The ceasefire between Iran and the US in the Middle East failed to reverse the air cargo rate increases registered earlier in the year.
Figures from the global Baltic Air Freight Index, calculated by TAC Index, show that in April the average airfreight rate was up 32.7% year on year, with the gap on last year increasing to 37.2% by the end of the month.
TAC Index said that rates surged in March after the US and Israel launched air attacks on Iran, and Iran responded with missiles and drones across the region.
Meanwhile, the closure of the Strait of Hormuz to ocean shipping traffic pushed up oil prices and, therefore the cost of jet fuel.
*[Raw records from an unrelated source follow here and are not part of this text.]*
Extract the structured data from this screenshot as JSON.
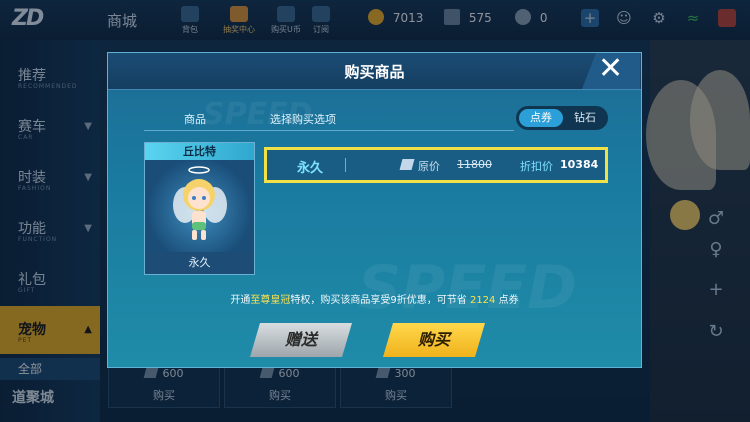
{
  "header": {
    "logo_text": "ZD",
    "shop_title": "商城",
    "nav": [
      {
        "label": "背包"
      },
      {
        "label": "抽奖中心"
      },
      {
        "label": "购买U币"
      },
      {
        "label": "订阅"
      }
    ],
    "resources": [
      {
        "icon": "coin-icon",
        "value": "7013",
        "color": "#f5b42a"
      },
      {
        "icon": "coupon-icon",
        "value": "575",
        "color": "#6f8aa8"
      },
      {
        "icon": "chat-icon",
        "value": "0",
        "color": "#8fa6bd"
      }
    ]
  },
  "sidebar": {
    "items": [
      {
        "label": "推荐",
        "sub": "RECOMMENDED"
      },
      {
        "label": "赛车",
        "sub": "CAR"
      },
      {
        "label": "时装",
        "sub": "FASHION"
      },
      {
        "label": "功能",
        "sub": "FUNCTION"
      },
      {
        "label": "礼包",
        "sub": "GIFT"
      },
      {
        "label": "宠物",
        "sub": "PET"
      }
    ],
    "sub_selected": "全部",
    "footer": "道聚城"
  },
  "products": [
    {
      "price": "600",
      "buy": "购买"
    },
    {
      "price": "600",
      "buy": "购买"
    },
    {
      "price": "300",
      "buy": "购买"
    }
  ],
  "modal": {
    "title": "购买商品",
    "tab_product": "商品",
    "tab_options": "选择购买选项",
    "currency_coupon": "点券",
    "currency_diamond": "钻石",
    "item_name": "丘比特",
    "item_duration": "永久",
    "option": {
      "duration": "永久",
      "orig_label": "原价",
      "orig_price": "11800",
      "disc_label": "折扣价",
      "disc_price": "10384"
    },
    "promo": {
      "pre": "开通",
      "vip": "至尊皇冠",
      "mid": "特权，购买该商品享受9折优惠，可节省",
      "save": "2124",
      "post": "点券"
    },
    "gift_label": "赠送",
    "buy_label": "购买"
  },
  "colors": {
    "accent": "#f0b427",
    "highlight_border": "#f1e046",
    "tab_active": "#2a9fd8"
  }
}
A ceasefire agreement has been in place since 8 April but the Strait of Hormuz remains closed.
“By April, the market had adjusted to some extent, with shippers finding various alternative routes to move products and some capacity through the Middle East resuming operations,” said Neil Wilson, editor of TAC Index.
He added: “After the ceasefire was announced, it seems the air cargo market entered ‘wait and see’ mode, with rates remaining elevated and effects continuing to ripple out more broadly across the globe, but the pace of rate increases dropping or rates even falling back a little on some of the most impacted lanes.”
According to TAC data, the average rate – based on both spot and contract – on services from Hong Kong to North America climbed 29.5% year on year in April to $6.94 per kg.
From Asia to Europe, rates were up 26.7% year on year during the month to $5.79 per kg, while Frankfurt to North America increased 12.9% to $2.81 per kg.
Contacts suggest that in the first days of May, rates from Hong Kong to North America had started to decline, while they had plateaued between Hong Kong and Europe.
“By month-end, however, the overall rate of increases was dropping and rates to Europe even falling back slightly according to TAC data on many other busy outbound routes from Asia – including from Vietnam, Bangkok, Seoul and Taiwan,” Wilson said.
He added: “A swift resolution to the conflict in the Middle East could perhaps point the market back on a path towards more normal conditions.
“But given the current state of disruption to jet fuel supplies, it seems unlikely rates will fall back sharply any time soon.”